Al-Wahhab basó su "éxito" en la alianza tejida con una poderosa dinastía árabe comandada por Muhammad Abd Saud, cuya familia le daría hasta hoy el nombre a su país. Su acuerdo fue ideal para el momento que vivía ese territorio. Juntos sembraron terror entre las tribus beduinas y tenían como objetivo la lucha contra los otomanos, a quienes consideraban no-musulmanes. El desafío al Imperio fue su mejor motor para crecer en "la pureza" del Islam.

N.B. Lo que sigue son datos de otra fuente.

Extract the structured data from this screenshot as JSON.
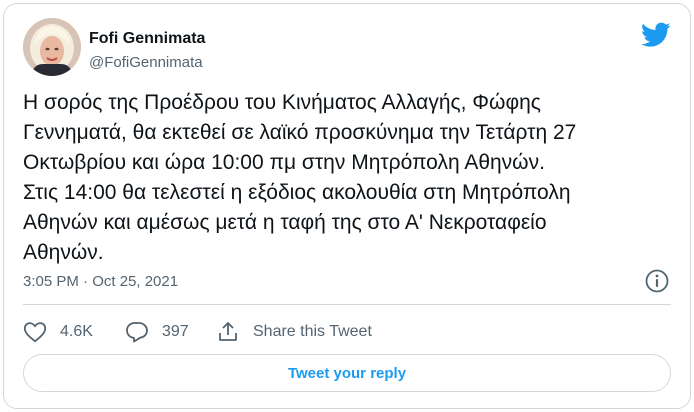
{
  "author": {
    "name": "Fofi Gennimata",
    "handle": "@FofiGennimata",
    "avatar_icon": "profile-photo"
  },
  "tweet": {
    "text": "Η σορός της Προέδρου του Κινήματος Αλλαγής, Φώφης\nΓεννηματά, θα εκτεθεί σε λαϊκό προσκύνημα την Τετάρτη 27\nΟκτωβρίου και ώρα 10:00 πμ στην Μητρόπολη Αθηνών.\nΣτις 14:00 θα τελεστεί η εξόδιος ακολουθία στη Μητρόπολη\nΑθηνών και αμέσως μετά η ταφή της στο Α' Νεκροταφείο\nΑθηνών.",
    "timestamp": "3:05 PM · Oct 25, 2021"
  },
  "actions": {
    "likes": "4.6K",
    "replies": "397",
    "share_label": "Share this Tweet"
  },
  "reply_button": "Tweet your reply",
  "icons": {
    "brand": "twitter-bird-icon",
    "info": "info-icon",
    "like": "heart-icon",
    "reply": "speech-bubble-icon",
    "share": "share-icon"
  },
  "colors": {
    "brand_blue": "#1d9bf0",
    "secondary_text": "#536471",
    "border": "#cfd9de"
  }
}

Este sunita nació en 1703. Sus radicalizadas enseñanzas sobre la religión fueron causa suficiente para que fuera expulsado de su pueblo en 1740. Fue a partir de entonces que encontró refugio en las manos de Muhammad Abd Saud, quien encontró en él algo nuevo y revolucionario que le serviría para conformar su poder territorial.
Esa "pureza" fue la que los llevó a condenar de manera radical todas las enseñanzas introducidas al Islam a partir del siglo X. Pero además conforma la base intelectual del actual fundamentalismo seguido por Al-Qaeda y los terroristas del Estado Islámico. Esas enseñanzas son todavía las que adopta la mayoría de los saudíes. Todos sunitas, como Al-Wahhab.

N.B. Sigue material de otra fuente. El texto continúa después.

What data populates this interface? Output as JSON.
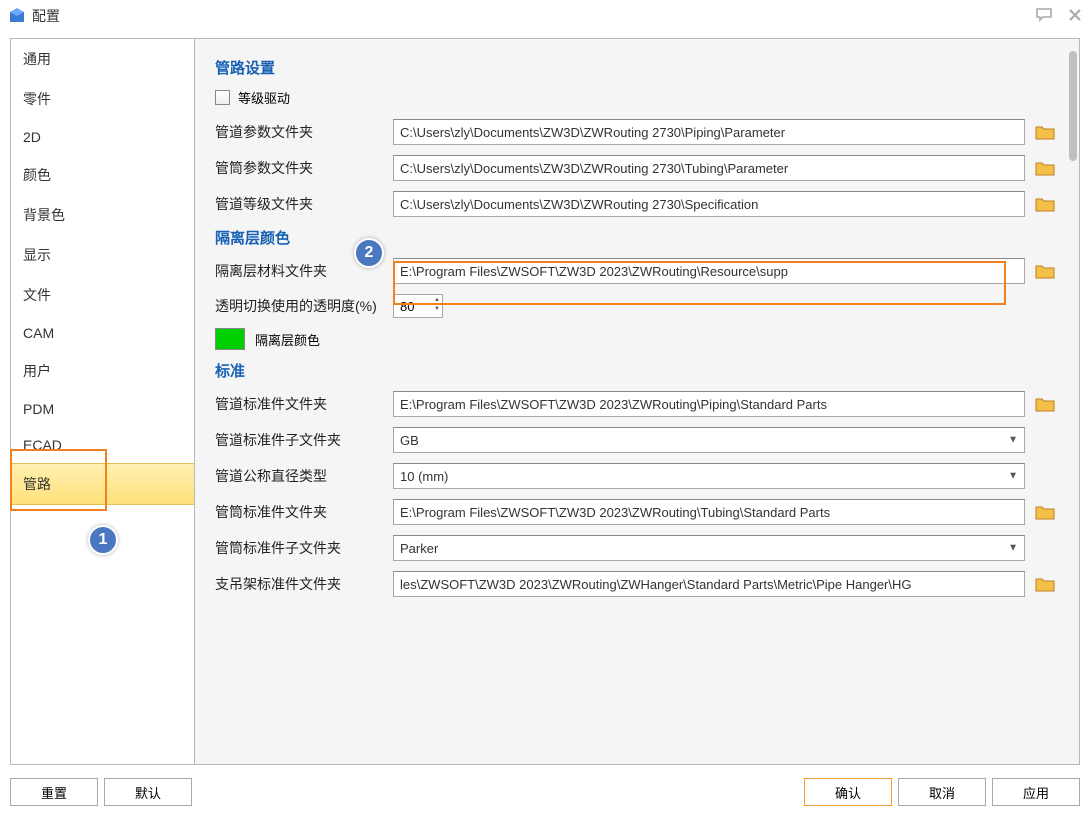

Pero para entender el wahhabismo y sus derivaciones reñidas con la civilización, debe tenerse en cuenta un factor clave para el Islam: no sólo la lectura del Corán, sino las enseñanzas que emergen de la Sunna, la tradición, la biografía y las enseñanazas de Mahoma. La Sunna está compuesta por los textos Sira y Hadith.
Es la Sunna la compilación de las enseñanzas y las palabras del profeta. Y lo que hizo renacer Al-Wahhab mientras luchaba contra el Imperio Otomano, a quienes consideraba infieles. Uno de los principios que hizo extender por todo Arabia fue el de la doctrina del takfir, aquella por la cual tenían el poder de condenar a aquellos musulmanes que según ellos no cumplían con los mandatos del Islam.
Entre los mandatos que despreciaban estos sunitas wahhabistas figuraban el tributo a los santos, las peregrinaciones a tumbas y mezquitas, las promesas, el culto a los árboles, la colocación de lápidas en el último destino de los muertos y demás objetos de adoración. Todas prácticas inaceptables para este movimiento extremista, a cuyos actores se les debería aplicar la sharia, la ley fundamental del Islam.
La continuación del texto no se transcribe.